Datatype-specific attributes are defined for individual datatypes or for groups of related datatypes. The key attributes for each datatype are summarised below, organised by ACD datatype grouping ("simple", "input", "output" etc). For descriptions of all the available attributes see Section A.5, “Datatype-specific Attributes”.

4.3.6.1. Attributes for Simple ACD Datatypes

These are used to validate user input.

4.3.6.1.1. Validation of User Input

The validation possible depends on the available attributes and therefore the datatype in question.

minimum: and maximum: can be defined for several datatypes and restrict the value within a given range. Where minimum: and maximum: attributes have calculated values (Section 4.4.4, “Calculations and Tests”) it is theoretically possible for the maximum to be less than the minimum. In such cases either the maximum or minimum might be required, depending on the application in question. The following attributes are used:

  • trueminimum:. Boolean value; if "N" the minimum value is used if the minimum and maximum values overlap.

  • failrange: Boolean value; if "Y" the application fails if the calculated ranges overlap.

  • rangemessage:. String value; failure message to use if calculated ranges overlap.

An ACD file with a calculated range requires the failrange: attribute to be specified or will yield a "failrange is required" warning message. If you set failrange: "Y" you need to define a message explaining to the end user why the range might fail. If you set failrange: "N" the calculated range is accepted, but you also need to set trueminimum: to say whether you want the minimum value to apply (usually to avoid getting negative values) or the maximum (to avoid values going too large). In both cases, warning messages are generated if the required attributes are not given.

Attributes to control the length (minlength: and maxlength) and case (upper: "Y" or lower: "Y") of a regular expression or sequence pattern are available for regexp and pattern datatypes.

4.3.6.1.2. String Types

When a string is defined, a known type for it should be specified using knowntype: (see Section 4.3.5.3.1, “Application Data Known Types File (knowntypes.standard)”): a warning message will be generated during ACD processing otherwise. A regular expression can be used to validate a string if necessary.

4.3.6.2. Attributes for Input ACD Datatypes

These are used to specify the input data and to validate user input.

4.3.6.2.1. Sequence Input

sask: is available for all sequence inputs and sets the default for the -sask qualifier. If set to "Y" it specifies that a sequence begin and end position, and the reversing of a nucleotide sequence, will be prompted for.

nulldefault: overrides the default name generation and uses an empty string (no sequence input) as the default, for programs where sequence input is only occasionally required. If an empty string is specified on the command line, the standard default value will be generated instead. In combination with the nullok: and missing:, this allows qualifiers to be null by default, and turned on from the command line.

The sequence input datatypes (sequence, seqall, seqset and seqsetall) share a common set of attributes used to define and validate the sequence input. The type of sequence can be restricted with type:, so that the program accepts, for example, only DNA sequences. The type must be a standard sequence type, for example dna, pureprotein, gaprna etc.

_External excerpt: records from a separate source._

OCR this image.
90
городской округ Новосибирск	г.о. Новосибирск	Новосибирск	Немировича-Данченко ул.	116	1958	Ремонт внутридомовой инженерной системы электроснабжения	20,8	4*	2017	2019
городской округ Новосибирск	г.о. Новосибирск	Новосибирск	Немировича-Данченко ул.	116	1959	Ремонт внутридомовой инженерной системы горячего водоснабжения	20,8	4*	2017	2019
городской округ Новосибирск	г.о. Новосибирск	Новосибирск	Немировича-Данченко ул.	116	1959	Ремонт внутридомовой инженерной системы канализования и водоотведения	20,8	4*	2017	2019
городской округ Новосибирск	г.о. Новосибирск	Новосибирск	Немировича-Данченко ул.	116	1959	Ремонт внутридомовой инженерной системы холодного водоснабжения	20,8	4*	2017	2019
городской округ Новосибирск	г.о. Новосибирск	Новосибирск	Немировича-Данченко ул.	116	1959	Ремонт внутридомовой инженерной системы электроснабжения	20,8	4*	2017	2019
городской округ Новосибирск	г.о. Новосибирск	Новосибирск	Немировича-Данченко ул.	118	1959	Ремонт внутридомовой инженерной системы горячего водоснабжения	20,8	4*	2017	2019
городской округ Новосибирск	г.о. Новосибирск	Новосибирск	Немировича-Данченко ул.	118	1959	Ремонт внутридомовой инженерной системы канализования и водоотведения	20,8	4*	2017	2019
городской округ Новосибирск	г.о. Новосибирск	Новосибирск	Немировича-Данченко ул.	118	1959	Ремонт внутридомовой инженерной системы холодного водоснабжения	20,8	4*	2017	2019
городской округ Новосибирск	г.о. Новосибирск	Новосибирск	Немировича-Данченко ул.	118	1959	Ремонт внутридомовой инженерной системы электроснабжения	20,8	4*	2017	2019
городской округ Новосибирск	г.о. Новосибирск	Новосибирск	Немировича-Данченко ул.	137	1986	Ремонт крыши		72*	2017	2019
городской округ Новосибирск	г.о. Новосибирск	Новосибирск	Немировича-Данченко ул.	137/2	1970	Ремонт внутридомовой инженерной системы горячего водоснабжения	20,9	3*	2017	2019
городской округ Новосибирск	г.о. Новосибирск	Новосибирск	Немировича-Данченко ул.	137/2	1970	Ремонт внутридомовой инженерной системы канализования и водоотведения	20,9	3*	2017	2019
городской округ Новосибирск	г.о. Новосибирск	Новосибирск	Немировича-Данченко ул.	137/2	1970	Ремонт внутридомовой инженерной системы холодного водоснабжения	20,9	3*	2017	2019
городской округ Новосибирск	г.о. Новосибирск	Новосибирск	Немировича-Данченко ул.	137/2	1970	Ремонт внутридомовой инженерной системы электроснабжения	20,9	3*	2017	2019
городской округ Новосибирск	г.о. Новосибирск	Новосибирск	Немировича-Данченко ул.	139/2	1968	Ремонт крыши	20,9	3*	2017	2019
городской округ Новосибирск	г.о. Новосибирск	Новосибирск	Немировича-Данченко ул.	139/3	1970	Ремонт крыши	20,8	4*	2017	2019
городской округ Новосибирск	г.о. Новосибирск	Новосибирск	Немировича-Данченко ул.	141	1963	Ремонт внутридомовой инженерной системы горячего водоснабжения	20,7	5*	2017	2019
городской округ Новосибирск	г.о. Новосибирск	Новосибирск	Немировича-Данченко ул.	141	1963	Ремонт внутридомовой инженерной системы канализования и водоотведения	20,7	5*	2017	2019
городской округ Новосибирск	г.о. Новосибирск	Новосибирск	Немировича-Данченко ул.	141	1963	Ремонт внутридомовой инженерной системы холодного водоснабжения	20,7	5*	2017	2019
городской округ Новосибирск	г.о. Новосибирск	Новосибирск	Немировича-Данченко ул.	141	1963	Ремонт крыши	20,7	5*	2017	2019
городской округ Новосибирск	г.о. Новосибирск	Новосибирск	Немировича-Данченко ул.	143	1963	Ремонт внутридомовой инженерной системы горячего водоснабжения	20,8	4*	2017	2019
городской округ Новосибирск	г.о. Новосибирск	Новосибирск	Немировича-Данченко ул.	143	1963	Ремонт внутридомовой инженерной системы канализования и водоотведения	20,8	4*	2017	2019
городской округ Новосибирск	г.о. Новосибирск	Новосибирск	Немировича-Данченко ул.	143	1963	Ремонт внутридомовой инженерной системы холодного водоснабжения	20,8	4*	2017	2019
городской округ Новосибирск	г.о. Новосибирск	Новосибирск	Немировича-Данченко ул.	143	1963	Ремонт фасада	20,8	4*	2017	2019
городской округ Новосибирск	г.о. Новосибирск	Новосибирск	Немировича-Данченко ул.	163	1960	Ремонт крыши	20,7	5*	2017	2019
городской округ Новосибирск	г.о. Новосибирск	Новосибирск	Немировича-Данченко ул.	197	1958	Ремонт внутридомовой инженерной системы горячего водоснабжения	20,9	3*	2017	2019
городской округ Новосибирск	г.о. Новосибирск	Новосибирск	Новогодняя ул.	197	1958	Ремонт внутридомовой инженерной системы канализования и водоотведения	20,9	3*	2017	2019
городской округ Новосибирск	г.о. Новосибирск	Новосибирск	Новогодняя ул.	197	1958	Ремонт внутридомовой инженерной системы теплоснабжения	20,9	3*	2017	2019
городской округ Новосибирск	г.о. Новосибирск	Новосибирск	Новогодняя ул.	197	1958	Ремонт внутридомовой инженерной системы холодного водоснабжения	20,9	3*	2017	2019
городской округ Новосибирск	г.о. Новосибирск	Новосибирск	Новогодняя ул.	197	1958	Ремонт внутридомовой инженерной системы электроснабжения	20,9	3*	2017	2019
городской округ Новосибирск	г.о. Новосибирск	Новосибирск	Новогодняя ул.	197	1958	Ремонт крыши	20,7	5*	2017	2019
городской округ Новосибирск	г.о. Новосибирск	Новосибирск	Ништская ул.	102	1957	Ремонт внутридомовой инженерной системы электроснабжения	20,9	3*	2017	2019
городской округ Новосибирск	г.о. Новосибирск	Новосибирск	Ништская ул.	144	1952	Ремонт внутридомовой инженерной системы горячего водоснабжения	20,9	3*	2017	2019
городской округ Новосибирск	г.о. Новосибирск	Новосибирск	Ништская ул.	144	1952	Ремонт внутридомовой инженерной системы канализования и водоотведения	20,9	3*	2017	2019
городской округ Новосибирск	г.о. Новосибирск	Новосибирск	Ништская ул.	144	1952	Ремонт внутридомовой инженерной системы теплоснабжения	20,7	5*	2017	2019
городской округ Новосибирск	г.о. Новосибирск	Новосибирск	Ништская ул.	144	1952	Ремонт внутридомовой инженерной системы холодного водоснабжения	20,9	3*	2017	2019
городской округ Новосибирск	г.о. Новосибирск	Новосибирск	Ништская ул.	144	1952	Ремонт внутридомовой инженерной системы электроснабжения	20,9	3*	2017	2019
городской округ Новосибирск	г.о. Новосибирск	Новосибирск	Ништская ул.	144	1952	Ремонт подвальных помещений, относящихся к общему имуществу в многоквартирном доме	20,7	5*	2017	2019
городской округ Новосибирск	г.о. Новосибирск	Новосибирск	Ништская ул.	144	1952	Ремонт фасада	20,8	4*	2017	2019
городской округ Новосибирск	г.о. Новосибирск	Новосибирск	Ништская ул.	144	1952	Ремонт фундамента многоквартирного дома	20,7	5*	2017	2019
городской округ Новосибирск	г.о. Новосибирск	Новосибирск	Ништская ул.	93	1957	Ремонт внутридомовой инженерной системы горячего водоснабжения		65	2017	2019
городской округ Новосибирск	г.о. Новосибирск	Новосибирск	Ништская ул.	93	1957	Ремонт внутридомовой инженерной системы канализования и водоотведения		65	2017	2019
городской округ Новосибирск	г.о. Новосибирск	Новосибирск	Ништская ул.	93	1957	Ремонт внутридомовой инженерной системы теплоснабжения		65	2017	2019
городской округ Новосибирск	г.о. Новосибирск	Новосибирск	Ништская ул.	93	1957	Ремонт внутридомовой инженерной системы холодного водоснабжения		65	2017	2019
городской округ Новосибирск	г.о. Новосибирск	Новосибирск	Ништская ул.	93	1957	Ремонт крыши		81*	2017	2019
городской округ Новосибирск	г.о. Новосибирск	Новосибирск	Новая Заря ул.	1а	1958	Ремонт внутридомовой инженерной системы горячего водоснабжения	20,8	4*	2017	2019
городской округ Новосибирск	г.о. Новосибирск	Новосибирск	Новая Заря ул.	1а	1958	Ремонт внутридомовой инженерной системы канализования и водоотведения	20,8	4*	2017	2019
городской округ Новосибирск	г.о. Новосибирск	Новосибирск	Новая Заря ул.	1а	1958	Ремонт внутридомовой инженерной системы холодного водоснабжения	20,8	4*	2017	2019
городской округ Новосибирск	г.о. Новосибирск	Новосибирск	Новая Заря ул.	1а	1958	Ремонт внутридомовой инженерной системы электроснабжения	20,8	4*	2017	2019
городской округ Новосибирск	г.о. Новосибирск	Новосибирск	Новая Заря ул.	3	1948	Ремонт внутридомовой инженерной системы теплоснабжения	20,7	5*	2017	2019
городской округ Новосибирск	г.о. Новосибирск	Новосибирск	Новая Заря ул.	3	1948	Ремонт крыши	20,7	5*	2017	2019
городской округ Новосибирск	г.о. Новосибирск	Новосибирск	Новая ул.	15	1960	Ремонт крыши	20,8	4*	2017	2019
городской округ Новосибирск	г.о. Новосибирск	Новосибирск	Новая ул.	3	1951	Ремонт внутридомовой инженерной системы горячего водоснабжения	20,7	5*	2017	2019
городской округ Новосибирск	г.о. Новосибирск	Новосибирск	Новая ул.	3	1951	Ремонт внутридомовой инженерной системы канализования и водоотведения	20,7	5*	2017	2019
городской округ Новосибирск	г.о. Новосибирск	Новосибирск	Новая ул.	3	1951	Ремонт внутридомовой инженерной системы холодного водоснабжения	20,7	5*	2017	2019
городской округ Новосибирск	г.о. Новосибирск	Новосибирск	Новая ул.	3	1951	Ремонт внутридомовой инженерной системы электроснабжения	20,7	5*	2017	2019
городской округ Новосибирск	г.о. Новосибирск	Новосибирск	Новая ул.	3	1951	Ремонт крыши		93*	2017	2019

See Section A.7, “Sequence Types”.

4.3.6.2.2. Feature Input

For all the sequence inputs (sequence, seqall, seqset and seqsetall datatypes), sequence features (Section 6.9, “Handling Features”) can be read if the features: attribute is set.

The type of features can be restricted by setting type:. For example, the program can be made to accept only DNA features. The feature type must be one of protein or nucleotide. There is a default based on the type of an input sequence (where used), but a value should be specified. If no type is specified for input features and there is no sequence input from which to take a default type, then an error will be generated during ACD processing.

4.3.6.2.3. phylipnew EMBASSY Package

Attributes of the phylipnew package datatypes provide detailed type checking and can automatically detect and validate the various alternative formats that phylipnew supports, without the need for complex extra command line options. See Section A.5, “Datatype-specific Attributes”.

length: specifies the number of property values per set (properties datatype) or the number of frequency loci / values per set (frequencies datatype).

size: specifies the number of discrete state sets (discretestates datatype), the number of frequency sets (frequencies datatype) or the number of trees (tree datatype).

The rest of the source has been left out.